Não se trata do mercado como um todo, mas de um grupo que jogou com
informações privilegiadas, ganhando em cima dos demais segmentos do
mercado.
Vamos por partes.
O mercado futuro de qualquer ativo embute uma aposta e dois
apostadores. Digamos que o preço futuro esteja em 100. O apostador que
acha que o preço vai para 105 “compra” o contrato a 100; o que acha que o
preço vai cair, “vende” o contrato a 100. Se o preço for a 105, o que
“comprou” a 100 ganha a diferença de 5; o que vendeu a 100, perde a
diferença. Portanto, há sempre um lado que ganha e outro que perde.

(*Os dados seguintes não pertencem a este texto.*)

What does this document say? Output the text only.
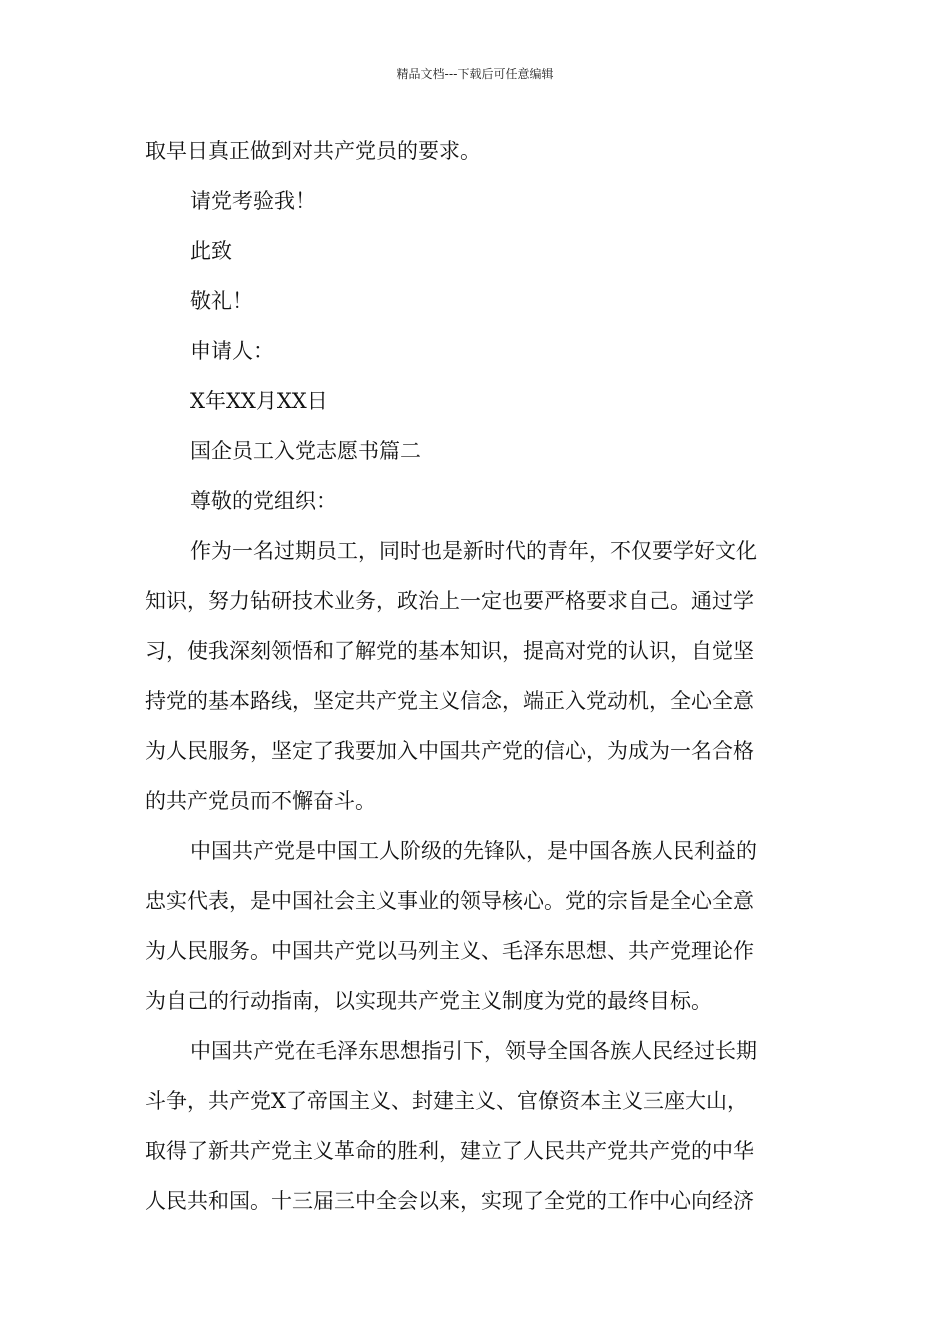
精品文档---下载后可任意编辑
取早日真正做到对共产党员的要求。
请党考验我！
此致
敬礼！
申请人：
X年XX月XX日
国企员工入党志愿书篇二
尊敬的党组织：
作为一名过期员工，同时也是新时代的青年，不仅要学好文化
知识，努力钻研技术业务，政治上一定也要严格要求自己。通过学
习，使我深刻领悟和了解党的基本知识，提高对党的认识，自觉坚
持党的基本路线，坚定共产党主义信念，端正入党动机，全心全意
为人民服务，坚定了我要加入中国共产党的信心，为成为一名合格
的共产党员而不懈奋斗。
中国共产党是中国工人阶级的先锋队，是中国各族人民利益的
忠实代表，是中国社会主义事业的领导核心。党的宗旨是全心全意
为人民服务。中国共产党以马列主义、毛泽东思想、共产党理论作
为自己的行动指南，以实现共产党主义制度为党的最终目标。
中国共产党在毛泽东思想指引下，领导全国各族人民经过长期
斗争，共产党X了帝国主义、封建主义、官僚资本主义三座大山，
取得了新共产党主义革命的胜利，建立了人民共产党共产党的中华
人民共和国。十三届三中全会以来，实现了全党的工作中心向经济
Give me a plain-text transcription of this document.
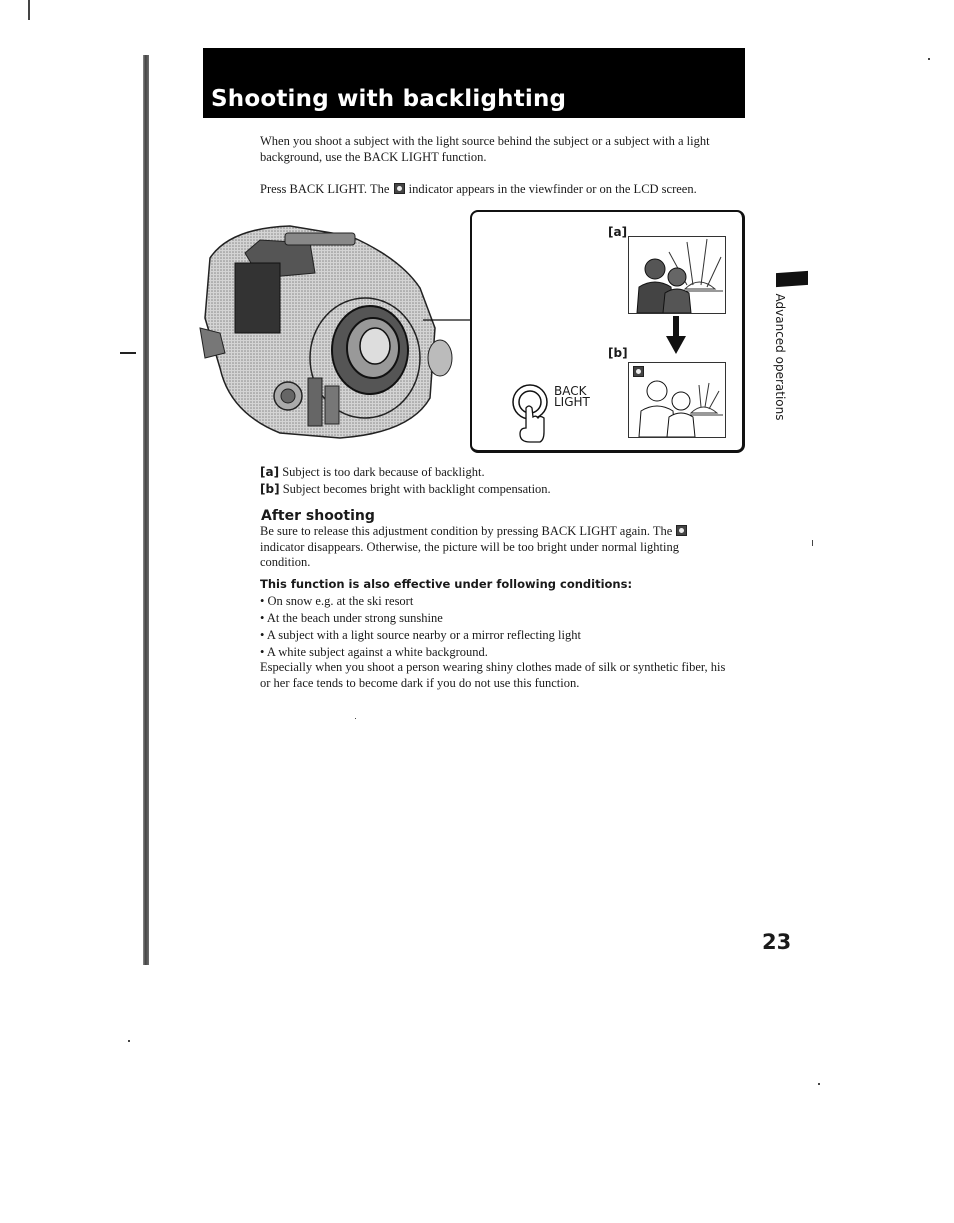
Shooting with backlighting
When you shoot a subject with the light source behind the subject or a subject with a light background, use the BACK LIGHT function.
Press BACK LIGHT. The indicator appears in the viewfinder or on the LCD screen.
[a]
[b]
BACK
LIGHT
[a] Subject is too dark because of backlight.
[b] Subject becomes bright with backlight compensation.
After shooting
Be sure to release this adjustment condition by pressing BACK LIGHT again. The  indicator disappears. Otherwise, the picture will be too bright under normal lighting condition.
This function is also effective under following conditions:
• On snow e.g. at the ski resort
• At the beach under strong sunshine
• A subject with a light source nearby or a mirror reflecting light
• A white subject against a white background.
Especially when you shoot a person wearing shiny clothes made of silk or synthetic fiber, his or her face tends to become dark if you do not use this function.
Advanced operations
23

O ponto central desse jogo, a ser garantido pelas autoridades
reguladoras (BC), é a isonomia das informações. Ou seja, todos os
agentes têm que ter acesso às mesmas informações. A desobediência a essa
regra caracteriza o “insider information”, a informação privilegiada,
tipificada como crime financeiro, obrigando à interferência do
Ministério Público e da Polícia Federal.
***
Nos últimos dias houve uma grita infernal da “confraria dos
juristas”, sustentando que o BC tinha perdido a credibilidade, que não
conseguiria mais articular as expectativas do mercado.
Como assim? Antes da reunião do Copom houve queda nas taxas futuras
de juros, significando que o mercado, por maioria, havia assimilado os
sinais do BC e apostado na queda de juros. Quem não apostou foi um
segmento específico que poderia ter ganhado milhões caso o BC tivesse
mantido a taxa Selic. E ganhado milhões em cima dos que achavam que a
taxa ia cair.
***
Por que essa minoria barulhenta achava que os juros permaneceriam
imóveis, se a maioria do mercado, analisando os sinais do BC, apostava
na queda? Porque essa minoria julgava ter informações que a maioria do
mercado não tinha. Na verdade, sempre trabalhou com informações
privilegiadas do BC.
No período de Henrique Meirelles, denunciei algumas vezes reuniões de
diretores do BC com economistas de mercado. Não eram reuniões abertas a
todo o mercado. Participavam dela o mesmo conjunto de economistas que
têm mais vocalização na velha mídia, as fontes preferenciais, justamente
aqueles que estão berrando contra a decisão do BC.
***
Com a decisão do Copom desta segunda-feira, desnudou-se o jogo. Há o
mercado em si e, nele, a confraria dos “juristas”. E os ganhos desse
pessoal se dava em cima dos demais agentes do mercado, baseados em
informações privilegiadas que recebiam do BC.
***
Portanto, a partir de agora não se fale mais do “mercado”
genericamente, nem de “porta-vozes”. Todo esse coro de lamentações
ouvido nos últimos dias ajuda a mapear os elos dessa confraria de
“juristas”.
Seria bom que autoridades em geral começassem a olhar com mais presteza esse jogo.